Ancestor of T. Rex Found, Sparks Huge Debate

[ScottRobertAnselmo, CC BY-SA 3.0 , via Wikimedia Commons]

The mighty Tyrannosaurus rex, often hailed as the undisputed king of the dinosaurs, ruled the Late Cretaceous period with unparalleled dominance and ferocity. Towering over its contemporaries, this colossal carnivore stood on two powerful hind limbs, boasting a height that could reach up to 20 feet at the hips. Its massive skull, armed with rows of formidable serrated teeth, was a fearsome weapon designed for crushing bones and tearing through flesh. T. rex’s keen sense of smell and binocular vision made it a formidable predator, capable of tracking down prey with precision.

With a weight that could exceed nine tons, T. rex was a true apex predator, instilling fear in the hearts of any creature that crossed its path. Its iconic image has become synonymous with the notion of a prehistoric ruler, showcasing not only the sheer might of this incredible dinosaur but also its enduring legacy in popular culture. The legacy of T. rex as the ultimate king of the dinosaurs endures, captivating the imaginations of scientists and enthusiasts alike, as they continue to uncover the mysteries surrounding this magnificent and awe-inspiring creature from the ancient past.

Now, researchers believe they have found grandparents. 

Paleontologists have discovered a new species of dinosaur that could be the closest-known relative of the famed Tyrannosaurus rex, writes ABC News.

The jaw of the dinosaur was found in 1983 by civilians boating in the Elephant Butte reservoir in Las Cruces, New Mexico, Spencer Lucas, curator of paleontology at the New Mexico Museum of Natural History and Science, told ABC News. After boaters alerted the museum to their finding, a subsequent search of the area by paleontologists uncovered additional dinosaur bones, and another dig in the 1990s led to the findings of even more, Lucas said.

The scientists initially assumed that the fossils they found, the jaw and part of the skull, belonged to Tyrannosaurus rex, the famed large theropod dinosaur that existed 66 million to 68 million years ago during the Late Cretaceous period. But in the last 20 years, further study of the jaw indicated that it was a new species entirely, Lucas said.

The general shape of the jaw of the new species of Tyrannosaurus is similar to the T. rex, but there are two key components in which they are different, Anthony Fiorillo, executive director of New Mexico Museum of Natural History and Science, told ABC News. The jaw of the Tyrannosaurus mcraeensis is much more slender than what you see in the robust lower jaw of the T. rex, which implies a different way of processing food, Fiorillo said.

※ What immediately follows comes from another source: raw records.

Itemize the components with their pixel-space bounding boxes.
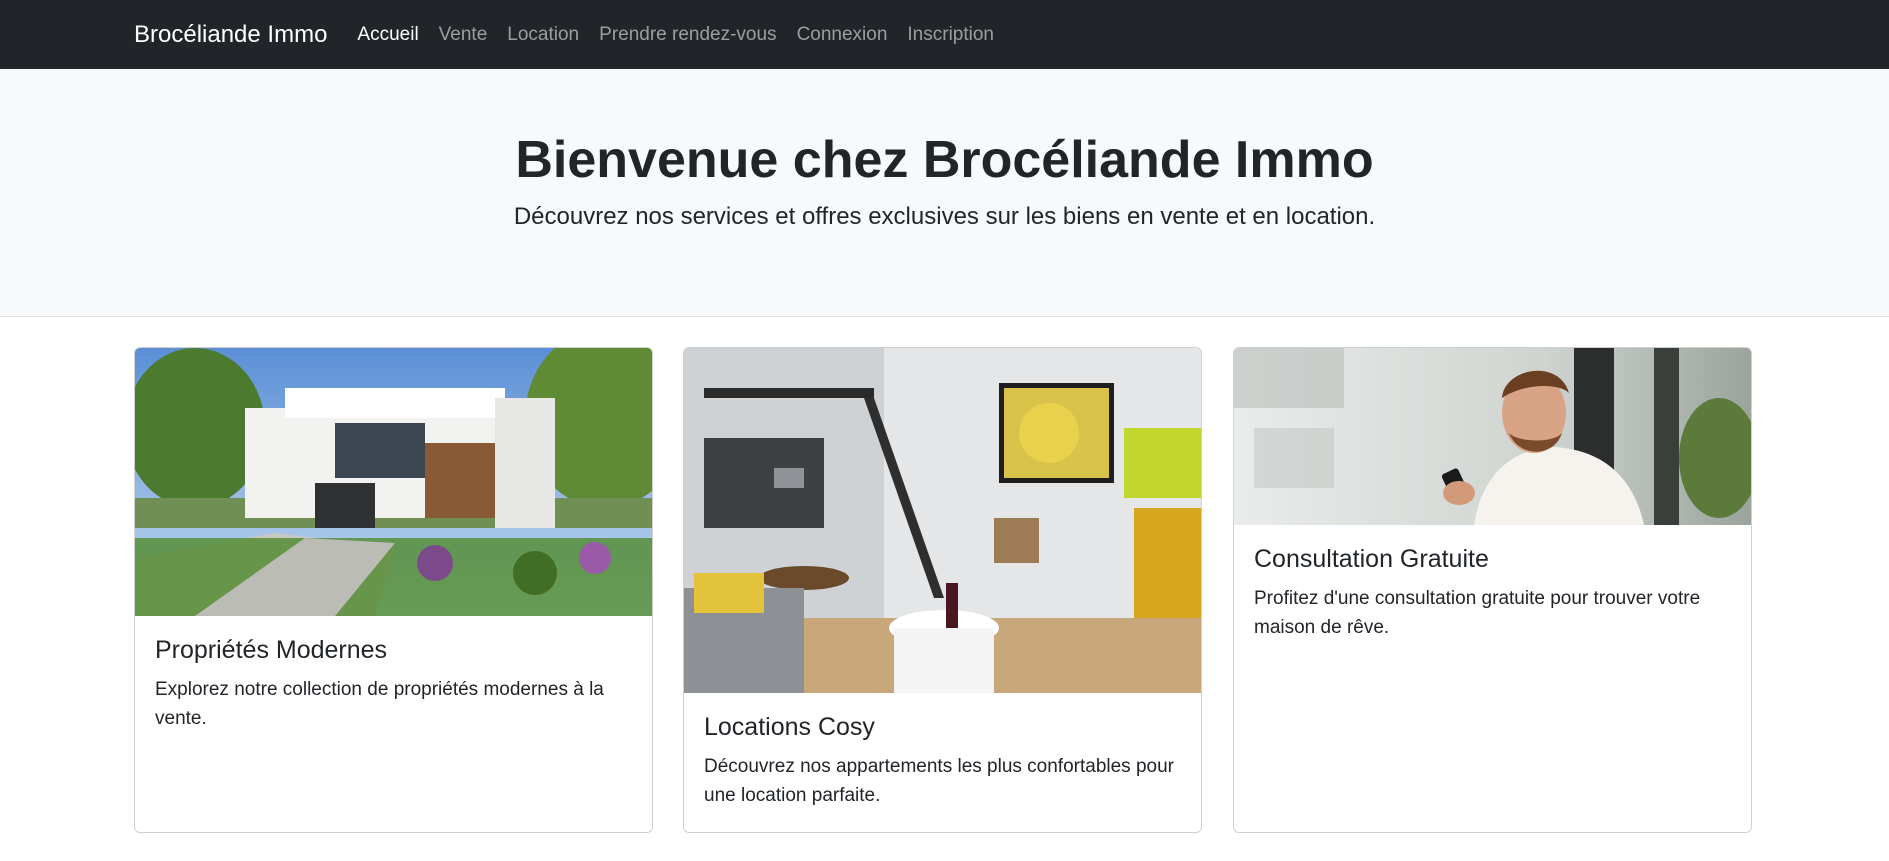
card-title: Propriétés Modernes [155,636,388,664]
nav-link-accueil[interactable]: Accueil [357,24,418,46]
card-text: Profitez d'une consultation gratuite pou… [1254,588,1701,639]
card-body: Consultation Gratuite Profitez d'une con… [1234,525,1751,663]
hero-subtitle: Découvrez nos services et offres exclusi… [513,203,1376,231]
card-body: Locations Cosy Découvrez nos appartement… [684,693,1201,831]
nav-link-rendez-vous[interactable]: Prendre rendez-vous [599,24,776,46]
card-title: Locations Cosy [704,713,875,741]
navbar: Brocéliande Immo Accueil Vente Location … [0,0,1889,69]
nav-link-location[interactable]: Location [507,24,579,46]
card-consultation-gratuite[interactable]: Consultation Gratuite Profitez d'une con… [1233,347,1752,833]
hero: Bienvenue chez Brocéliande Immo Découvre… [0,69,1889,317]
hero-title: Bienvenue chez Brocéliande Immo [515,131,1374,189]
card-text: Explorez notre collection de propriétés … [155,679,604,730]
card-text: Découvrez nos appartements les plus conf… [704,756,1174,807]
cards-section: Propriétés Modernes Explorez notre colle… [0,317,1889,847]
card-locations-cosy[interactable]: Locations Cosy Découvrez nos appartement… [683,347,1202,833]
card-proprietes-modernes[interactable]: Propriétés Modernes Explorez notre colle… [134,347,653,833]
card-image-modern-house [135,348,652,616]
nav-link-connexion[interactable]: Connexion [797,24,888,46]
nav-link-inscription[interactable]: Inscription [907,24,994,46]
card-title: Consultation Gratuite [1254,545,1489,573]
nav-links: Accueil Vente Location Prendre rendez-vo… [357,24,994,46]
nav-link-vente[interactable]: Vente [439,24,488,46]
brand-link[interactable]: Brocéliande Immo [134,21,327,49]
card-image-cosy-apartment [684,348,1201,693]
card-body: Propriétés Modernes Explorez notre colle… [135,616,652,754]
card-image-man-with-phone [1234,348,1751,525]
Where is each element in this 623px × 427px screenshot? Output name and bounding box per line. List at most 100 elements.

Smithsonian Magazine noted that “despite the popular interest in these fierce predators, scientists are unsure where T. rex originated. Paleontologists haven’t dug up any of its close relatives in North America from the time before the species appeared, the study authors write. But T. mcraeensis, as a potential relative of T. rex, could shed light on this question.

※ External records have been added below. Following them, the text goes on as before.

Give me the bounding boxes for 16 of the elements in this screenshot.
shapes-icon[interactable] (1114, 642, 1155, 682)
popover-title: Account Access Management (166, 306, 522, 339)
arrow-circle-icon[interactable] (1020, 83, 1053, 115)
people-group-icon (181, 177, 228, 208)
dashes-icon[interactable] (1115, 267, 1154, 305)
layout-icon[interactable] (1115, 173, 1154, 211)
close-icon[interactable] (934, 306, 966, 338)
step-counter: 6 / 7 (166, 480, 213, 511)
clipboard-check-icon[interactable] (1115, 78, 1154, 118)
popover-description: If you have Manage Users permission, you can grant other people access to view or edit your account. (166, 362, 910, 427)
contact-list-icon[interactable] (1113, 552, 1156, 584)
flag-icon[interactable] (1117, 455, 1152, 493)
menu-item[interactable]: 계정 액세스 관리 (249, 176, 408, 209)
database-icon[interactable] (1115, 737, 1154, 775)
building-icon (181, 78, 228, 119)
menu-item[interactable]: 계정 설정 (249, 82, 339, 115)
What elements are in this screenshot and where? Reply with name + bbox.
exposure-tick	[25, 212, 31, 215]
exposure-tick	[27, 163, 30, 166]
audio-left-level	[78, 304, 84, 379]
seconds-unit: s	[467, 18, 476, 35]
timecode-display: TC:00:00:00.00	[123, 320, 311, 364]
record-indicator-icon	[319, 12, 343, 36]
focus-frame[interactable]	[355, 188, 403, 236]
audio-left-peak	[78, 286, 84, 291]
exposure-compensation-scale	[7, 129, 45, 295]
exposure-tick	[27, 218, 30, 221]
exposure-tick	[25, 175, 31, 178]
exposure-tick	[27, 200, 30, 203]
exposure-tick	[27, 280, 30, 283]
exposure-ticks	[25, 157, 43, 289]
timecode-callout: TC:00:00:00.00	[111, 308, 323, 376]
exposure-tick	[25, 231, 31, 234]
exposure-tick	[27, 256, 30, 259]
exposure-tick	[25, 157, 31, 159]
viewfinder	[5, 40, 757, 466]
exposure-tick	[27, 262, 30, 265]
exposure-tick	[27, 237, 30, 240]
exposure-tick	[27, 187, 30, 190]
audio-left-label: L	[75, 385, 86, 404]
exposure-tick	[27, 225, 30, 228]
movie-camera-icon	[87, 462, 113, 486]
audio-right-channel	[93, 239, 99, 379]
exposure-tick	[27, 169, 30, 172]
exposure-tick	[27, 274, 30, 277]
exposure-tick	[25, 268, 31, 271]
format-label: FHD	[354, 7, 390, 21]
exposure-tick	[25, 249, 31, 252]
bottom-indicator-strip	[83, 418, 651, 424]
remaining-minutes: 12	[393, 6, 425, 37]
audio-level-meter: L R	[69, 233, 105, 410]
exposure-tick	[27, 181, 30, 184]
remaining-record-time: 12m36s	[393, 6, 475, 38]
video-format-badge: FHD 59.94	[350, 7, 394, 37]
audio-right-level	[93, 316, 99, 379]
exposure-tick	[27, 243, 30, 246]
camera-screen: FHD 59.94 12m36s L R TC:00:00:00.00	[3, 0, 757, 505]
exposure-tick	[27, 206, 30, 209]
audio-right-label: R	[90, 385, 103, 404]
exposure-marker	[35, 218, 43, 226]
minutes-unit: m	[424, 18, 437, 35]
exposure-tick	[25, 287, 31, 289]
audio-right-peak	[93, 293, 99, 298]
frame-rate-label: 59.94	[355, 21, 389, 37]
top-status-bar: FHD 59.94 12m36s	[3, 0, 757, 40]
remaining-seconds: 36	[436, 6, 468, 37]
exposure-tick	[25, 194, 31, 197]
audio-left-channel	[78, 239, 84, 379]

Historically, however, the subject of tyrannosaur species has been controversial among scientists. A 2022 paper, for example, suggested that T. rex should be split into three separate species—and this proposal was so disputed that another group of researchers published a rebuttal paper months later. Other experts have spent decades debating whether a certain group of fossils represent T. rex juveniles or another dinosaur entirely.

The reexamined bones also predate T. rex by several million years. Based on the part of the fossil record its remains were found in, T. mcraeensis might have been alive between 70.9 and 72.7 million years ago.”

Maybe they found the ancestor of the King of the Dinosaurs instead.